The architectural influences of this simple and elegant Mosque borrow from Timurid art of Central Asia, Iranian Safavid art, Contemporary Islamic Art and Islamic Indian Mughal Art.
Arts & Crafts
Each region of Oman is associated with a particular craft - Bahla is famous for pottery, Nizwa is known for its silver jewelry, Jebel Shams area for rugs, the port of Sur for boat building and the village of Shwaymiyah for basket making.

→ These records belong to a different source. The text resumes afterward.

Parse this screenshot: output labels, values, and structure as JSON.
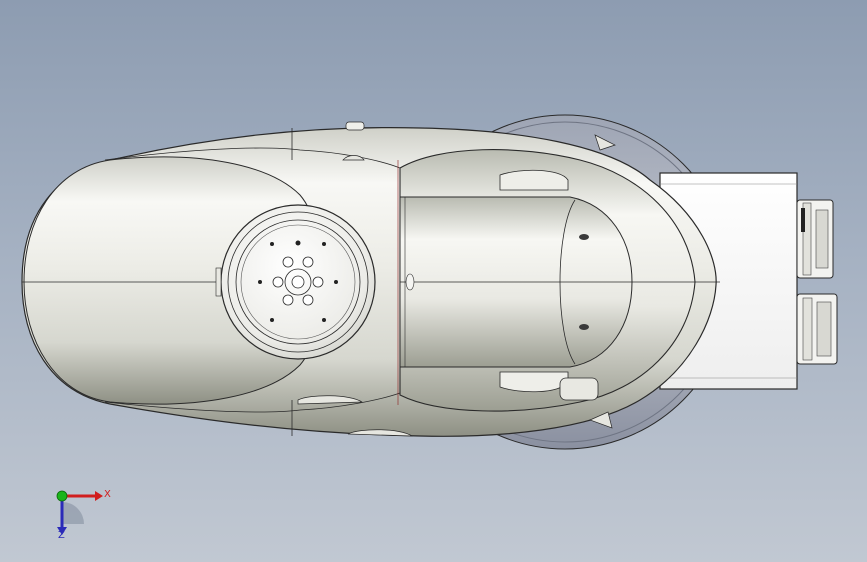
{
  "viewport": {
    "colors": {
      "bg_top": "#8d9cb1",
      "bg_bottom": "#c1c8d2"
    }
  },
  "model": {
    "name": "robot-arm-top-view",
    "colors": {
      "body_light": "#f6f6f3",
      "body_mid": "#dcdcd6",
      "body_dark": "#9a9c90",
      "edge": "#2a2a2a",
      "flange": "#f2f2ee",
      "base_disc": "#8c92a2"
    }
  },
  "triad": {
    "x_label": "X",
    "z_label": "Z",
    "colors": {
      "x_axis": "#d11e1e",
      "y_axis": "#1bb51b",
      "z_axis": "#2a2ab8"
    }
  }
}
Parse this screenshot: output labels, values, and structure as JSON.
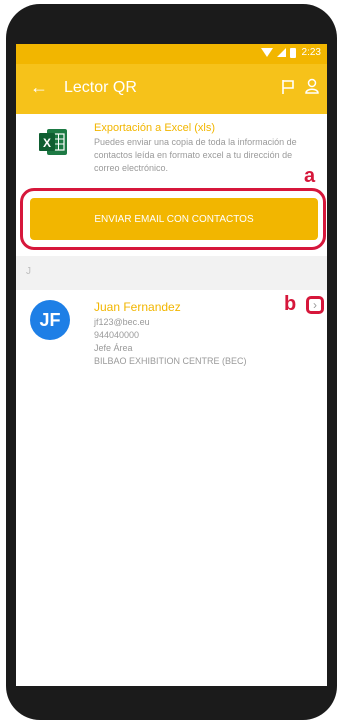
{
  "status_bar": {
    "time": "2:23"
  },
  "app_bar": {
    "back_icon": "arrow-left",
    "title": "Lector QR",
    "flag_icon": "flag",
    "profile_icon": "person"
  },
  "export": {
    "icon": "excel-icon",
    "title": "Exportación a Excel (xls)",
    "description": "Puedes enviar una copia de toda la información de contactos leída en formato excel a tu dirección de correo electrónico."
  },
  "send_button": {
    "label": "ENVIAR EMAIL CON CONTACTOS"
  },
  "annotations": {
    "a": "a",
    "b": "b",
    "color": "#d6173b"
  },
  "section": {
    "letter": "J"
  },
  "contact": {
    "initials": "JF",
    "name": "Juan Fernandez",
    "email": "jf123@bec.eu",
    "phone": "944040000",
    "role": "Jefe Área",
    "company": "BILBAO EXHIBITION CENTRE (BEC)"
  },
  "colors": {
    "accent": "#f2b600",
    "avatar": "#1e7fe6"
  }
}
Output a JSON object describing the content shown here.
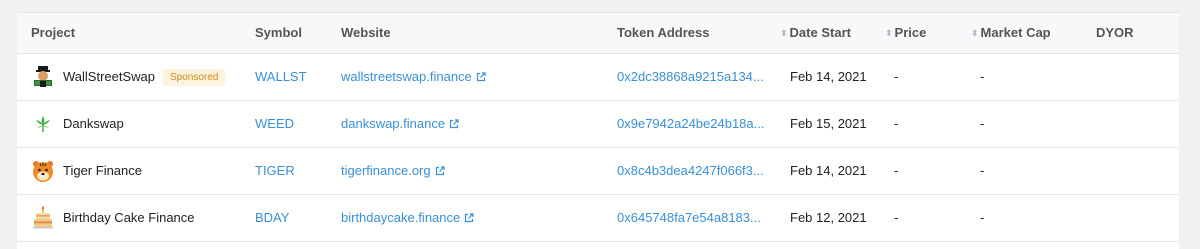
{
  "headers": {
    "project": "Project",
    "symbol": "Symbol",
    "website": "Website",
    "token_address": "Token Address",
    "date_start": "Date Start",
    "price": "Price",
    "market_cap": "Market Cap",
    "dyor": "DYOR"
  },
  "colors": {
    "link": "#3a8fd6",
    "sponsored_bg": "#fdf3dd",
    "sponsored_text": "#c98a1a"
  },
  "rows": [
    {
      "logo_icon": "wallstreetswap-bull-logo-icon",
      "name": "WallStreetSwap",
      "badge": "Sponsored",
      "symbol": "WALLST",
      "website": "wallstreetswap.finance",
      "token_address": "0x2dc38868a9215a134...",
      "date_start": "Feb 14, 2021",
      "price": "-",
      "market_cap": "-"
    },
    {
      "logo_icon": "weed-leaf-logo-icon",
      "name": "Dankswap",
      "badge": "",
      "symbol": "WEED",
      "website": "dankswap.finance",
      "token_address": "0x9e7942a24be24b18a...",
      "date_start": "Feb 15, 2021",
      "price": "-",
      "market_cap": "-"
    },
    {
      "logo_icon": "tiger-face-logo-icon",
      "name": "Tiger Finance",
      "badge": "",
      "symbol": "TIGER",
      "website": "tigerfinance.org",
      "token_address": "0x8c4b3dea4247f066f3...",
      "date_start": "Feb 14, 2021",
      "price": "-",
      "market_cap": "-"
    },
    {
      "logo_icon": "birthday-cake-logo-icon",
      "name": "Birthday Cake Finance",
      "badge": "",
      "symbol": "BDAY",
      "website": "birthdaycake.finance",
      "token_address": "0x645748fa7e54a8183...",
      "date_start": "Feb 12, 2021",
      "price": "-",
      "market_cap": "-"
    }
  ]
}
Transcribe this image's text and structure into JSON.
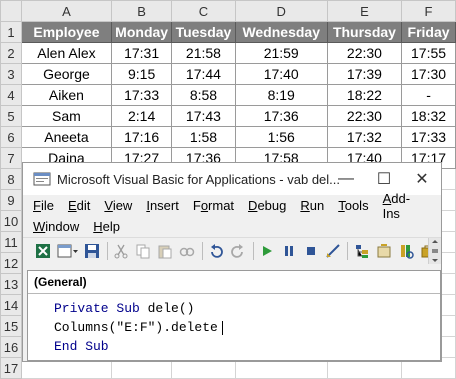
{
  "sheet": {
    "column_letters": [
      "A",
      "B",
      "C",
      "D",
      "E",
      "F"
    ],
    "headers": [
      "Employee",
      "Monday",
      "Tuesday",
      "Wednesday",
      "Thursday",
      "Friday"
    ],
    "rows": [
      [
        "Alen Alex",
        "17:31",
        "21:58",
        "21:59",
        "22:30",
        "17:55"
      ],
      [
        "George",
        "9:15",
        "17:44",
        "17:40",
        "17:39",
        "17:30"
      ],
      [
        "Aiken",
        "17:33",
        "8:58",
        "8:19",
        "18:22",
        "-"
      ],
      [
        "Sam",
        "2:14",
        "17:43",
        "17:36",
        "22:30",
        "18:32"
      ],
      [
        "Aneeta",
        "17:16",
        "1:58",
        "1:56",
        "17:32",
        "17:33"
      ],
      [
        "Daina",
        "17:27",
        "17:36",
        "17:58",
        "17:40",
        "17:17"
      ]
    ],
    "row_numbers": [
      "1",
      "2",
      "3",
      "4",
      "5",
      "6",
      "7",
      "8",
      "9",
      "10",
      "11",
      "12",
      "13",
      "14",
      "15",
      "16",
      "17"
    ]
  },
  "vbe": {
    "title": "Microsoft Visual Basic for Applications - vab del...",
    "window_controls": {
      "minimize": "—",
      "maximize": "☐",
      "close": "✕"
    },
    "menus_row1": [
      {
        "pre": "",
        "u": "F",
        "post": "ile"
      },
      {
        "pre": "",
        "u": "E",
        "post": "dit"
      },
      {
        "pre": "",
        "u": "V",
        "post": "iew"
      },
      {
        "pre": "",
        "u": "I",
        "post": "nsert"
      },
      {
        "pre": "F",
        "u": "o",
        "post": "rmat"
      },
      {
        "pre": "",
        "u": "D",
        "post": "ebug"
      },
      {
        "pre": "",
        "u": "R",
        "post": "un"
      },
      {
        "pre": "",
        "u": "T",
        "post": "ools"
      },
      {
        "pre": "",
        "u": "A",
        "post": "dd-Ins"
      }
    ],
    "menus_row2": [
      {
        "pre": "",
        "u": "W",
        "post": "indow"
      },
      {
        "pre": "",
        "u": "H",
        "post": "elp"
      }
    ],
    "code_dropdown": "(General)",
    "code": {
      "line1_kw": "Private Sub",
      "line1_rest": " dele()",
      "line2": "Columns(\"E:F\").delete",
      "line3_kw": "End Sub"
    },
    "colors": {
      "keyword": "#00008b",
      "header_fill": "#7f7f7f"
    }
  }
}
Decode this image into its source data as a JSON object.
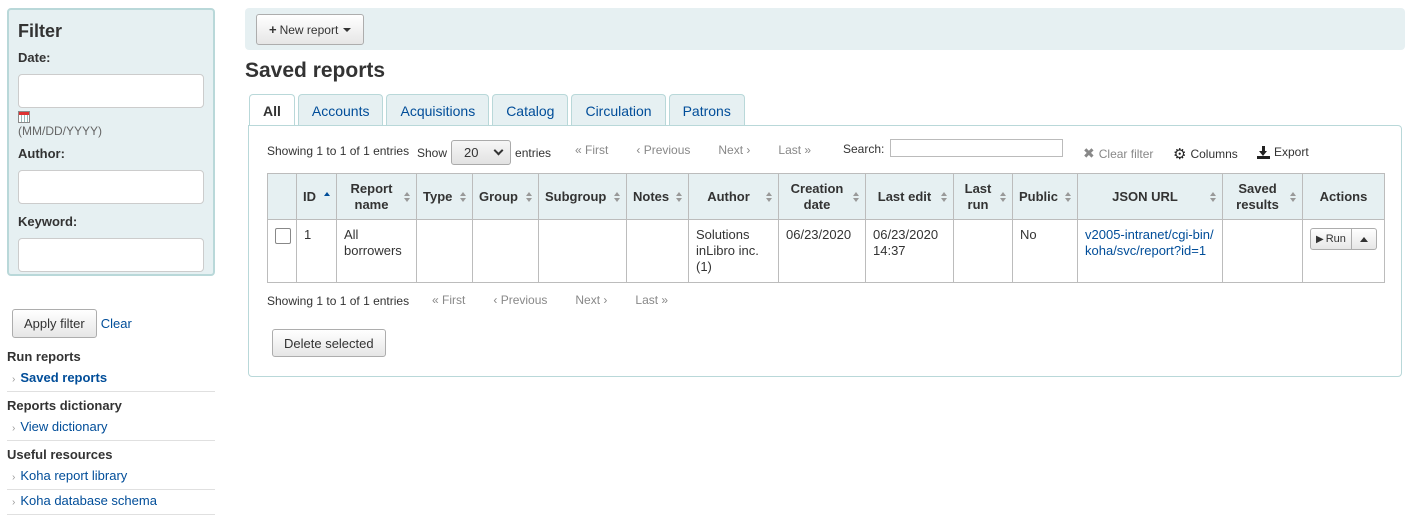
{
  "filter": {
    "title": "Filter",
    "date_label": "Date:",
    "date_hint": "(MM/DD/YYYY)",
    "author_label": "Author:",
    "keyword_label": "Keyword:",
    "apply_label": "Apply filter",
    "clear_label": "Clear"
  },
  "sidebar": {
    "sections": [
      {
        "heading": "Run reports",
        "items": [
          "Saved reports"
        ]
      },
      {
        "heading": "Reports dictionary",
        "items": [
          "View dictionary"
        ]
      },
      {
        "heading": "Useful resources",
        "items": [
          "Koha report library",
          "Koha database schema"
        ]
      }
    ]
  },
  "toolbar": {
    "new_report_label": "New report"
  },
  "page_title": "Saved reports",
  "tabs": [
    "All",
    "Accounts",
    "Acquisitions",
    "Catalog",
    "Circulation",
    "Patrons"
  ],
  "active_tab": "All",
  "table_controls": {
    "info_top": "Showing 1 to 1 of 1 entries",
    "info_bottom": "Showing 1 to 1 of 1 entries",
    "show_label": "Show",
    "entries_label": "entries",
    "page_size": "20",
    "pager": {
      "first": "First",
      "previous": "Previous",
      "next": "Next",
      "last": "Last"
    },
    "search_label": "Search:",
    "search_value": "",
    "clear_filter_label": "Clear filter",
    "columns_label": "Columns",
    "export_label": "Export"
  },
  "table": {
    "columns": [
      "",
      "ID",
      "Report name",
      "Type",
      "Group",
      "Subgroup",
      "Notes",
      "Author",
      "Creation date",
      "Last edit",
      "Last run",
      "Public",
      "JSON URL",
      "Saved results",
      "Actions"
    ],
    "rows": [
      {
        "id": "1",
        "name": "All borrowers",
        "type": "",
        "group": "",
        "subgroup": "",
        "notes": "",
        "author": "Solutions inLibro inc. (1)",
        "creation_date": "06/23/2020",
        "last_edit": "06/23/2020 14:37",
        "last_run": "",
        "public": "No",
        "json_url": "v2005-intranet/cgi-bin/koha/svc/report?id=1",
        "saved_results": "",
        "run_label": "Run"
      }
    ]
  },
  "delete_label": "Delete selected",
  "colors": {
    "link": "#004d99",
    "panel_bg": "#e6f0f2",
    "panel_border": "#b9d8d9"
  }
}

It is necessary here to make a mention of the craft of the boat builders of Sur. The skills of Omani boat builders were known throughout their trading world. These builders assembled boats without any architectural plans or drawings, assembling 500 ton vessels by using their eye and entirely from memory. Made from imported teak from India, these ships were literally stitched together with coconut fiber, made water resistant by applying natural oils and animal fat.
Oman’s arts and crafts are more about the practical, items of use, rather than decorative pieces created out of altruistic motives.
Music & Dance
Oman’s music aligns itself with the rest of Arabia. The rhythm and melody instruments used in songs and to recite poetry denote African and Arabian influences.
The Oudh needs special mention though with its rising popularity amongst the people of Oman today. The modern Oudh with its short neck has not changed its shape from that seen in ancient manuscripts. The importance of the Oudh comes from the fact that it contains a large melodic range (ambitus) of two octaves because it contains five or six strings. And, as the Oudh does not have any frets like the guitar, it can produce tones that include all Arabic and non-Arabic intervals.
Dance is an important element in the structure of Oman's traditional arts. Movement is always closely linked to the musical form, its role and its function in society. There are over 130 different forms of traditional Omani songs and dances and each is a part of a rich tapestry.
Modern day Oman has embraced western classical music demonstrated by the fact that each branch of the armed forces has a band of international caliber.